Born in Spokane, the Pasco-based lawmaker was first elected to the U.S. House in 1994 after beating then-congressman Jay Inslee, the current Washington governor. Before his career in the nation's capital, Hastings served in the state House from 1979 to 1987.
"Last Friday, I celebrated my 73rd birthday, and while I have the ability and seniority to continue serving Central Washington, it is time for the voters to choose a new person with new energy to represent them in the people's House," Hastings said in a statement.
He added his children, their spouses and his eight grandchildren all now reside in Washington state, and he looks forward to spending more time with them and his wife, Claire.
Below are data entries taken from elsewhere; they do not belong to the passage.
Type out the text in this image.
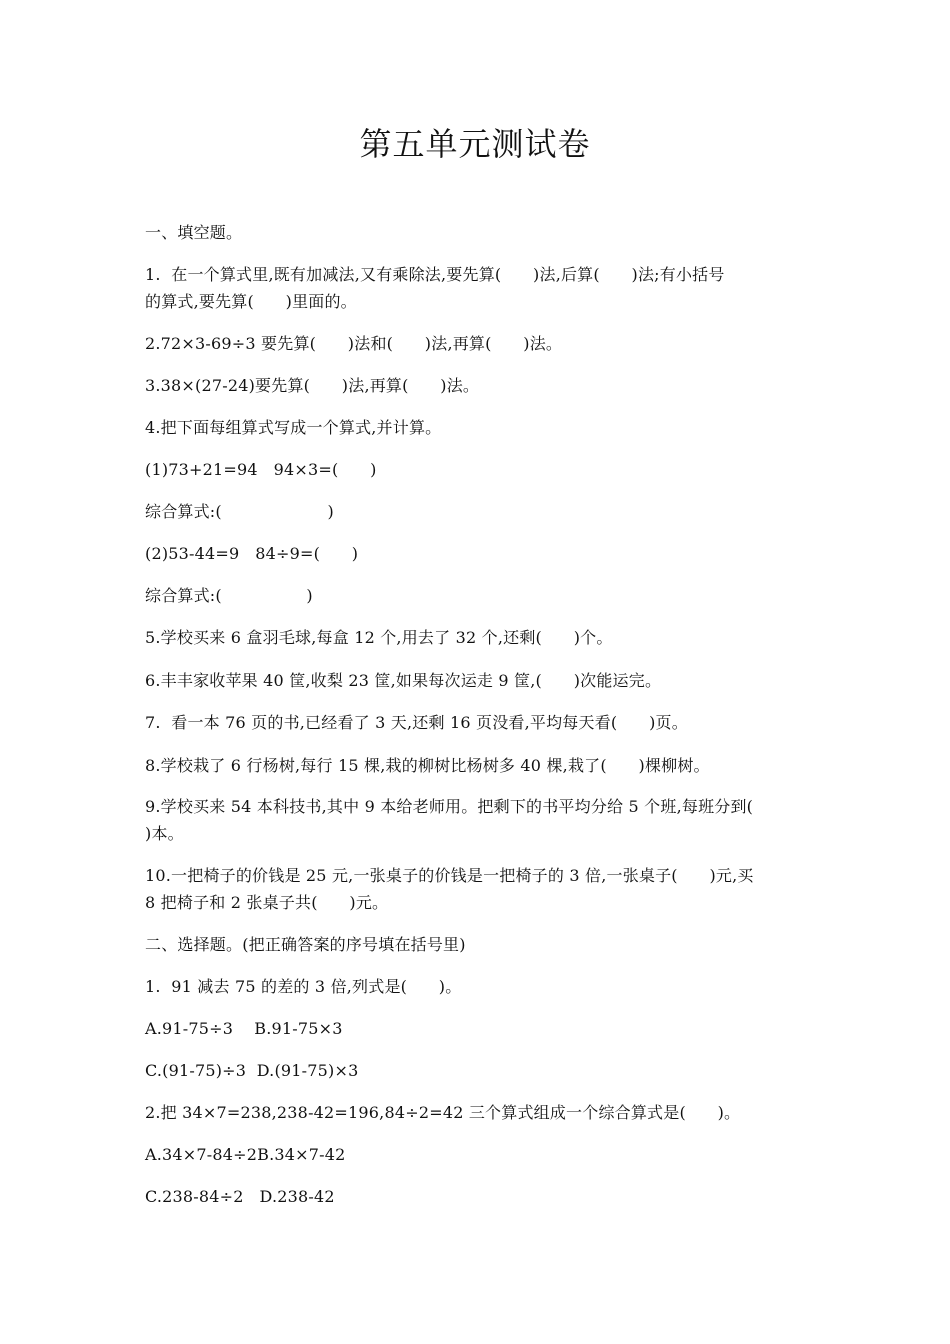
第五单元测试卷
一、填空题。
1.  在一个算式里,既有加减法,又有乘除法,要先算(      )法,后算(      )法;有小括号
的算式,要先算(      )里面的。
2.72×3-69÷3 要先算(      )法和(      )法,再算(      )法。
3.38×(27-24)要先算(      )法,再算(      )法。
4.把下面每组算式写成一个算式,并计算。
(1)73+21=94   94×3=(      )
综合算式:(                    )
(2)53-44=9   84÷9=(      )
综合算式:(                )
5.学校买来 6 盒羽毛球,每盒 12 个,用去了 32 个,还剩(      )个。
6.丰丰家收苹果 40 筐,收梨 23 筐,如果每次运走 9 筐,(      )次能运完。
7.  看一本 76 页的书,已经看了 3 天,还剩 16 页没看,平均每天看(      )页。
8.学校栽了 6 行杨树,每行 15 棵,栽的柳树比杨树多 40 棵,栽了(      )棵柳树。
9.学校买来 54 本科技书,其中 9 本给老师用。把剩下的书平均分给 5 个班,每班分到(
)本。
10.一把椅子的价钱是 25 元,一张桌子的价钱是一把椅子的 3 倍,一张桌子(      )元,买
8 把椅子和 2 张桌子共(      )元。
二、选择题。(把正确答案的序号填在括号里)
1.  91 减去 75 的差的 3 倍,列式是(      )。
A.91-75÷3    B.91-75×3
C.(91-75)÷3  D.(91-75)×3
2.把 34×7=238,238-42=196,84÷2=42 三个算式组成一个综合算式是(      )。
A.34×7-84÷2B.34×7-42
C.238-84÷2   D.238-42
"In addition to being a skilled legislator and leader, he's the epitome of grace and class, and he's a very dear friend," House Speaker John Boehner said in a statement. "I'm grateful for Doc's service to our institution and our nation, and for his friendship and support throughout our many years together in the House."
Hasting's 4th congressional district includes national forests, federal wilderness areas, the Grand Coulee Dam, the Yakama Indian Reservation and two massive federal irrigation projects that provide water for much of the state, as well as a vast array of croplands, vineyards and orchards. It has been safely Republican since he took over.
Voters in in the district have been reliably conservative, rejecting gay marriage, marijuana legalization by large margins as well as preferring Republican candidates at all federal levels and the governor's office.
"I always appreciated Doc's hard work on behalf of the 4th District," the governor said in a statement. "Despite the fact that we each beat the other once, we had a good working relationship, could enjoy a laugh together and swapped plenty of basketball tales. I appreciate Claire's contribution to this state, too, and on behalf of all Washingtonians wish them both good luck in retirement."
The Natural Resources Committee, which Hastings took the chairmanship of in 2011 after the Republicans took control of the House, has jurisdiction over most of the nation's public lands and plays a pivotal role in shaping federal energy, environment, land use and natural resource policies.
One of his critics didn't mince words on Hastings' work in the committee.
"He has been a forceful advocate for oil, gas and mining interests on public lands, and has been a determined 'Dr. No' when Western communities have wanted to protect nearby lands for outdoor recreation and wilderness," said Matt Lee-Ashley, a fellow at the liberal Center for American Progress.
Before taking over the Natural Resources panel in 2011, Hastings was best known for efforts to clean up the Hanford nuclear complex in his district.
Hastings, who was close to former House Speaker Dennis Hastert, R-Ill., also took on one of the most thankless jobs in politics: investigating the alleged wrongdoing of colleagues as chairman of the House ethics committee. In 2005, Hastings oversaw a contentious ethics complaint against then-House Majority Leader Tom DeLay of Texas.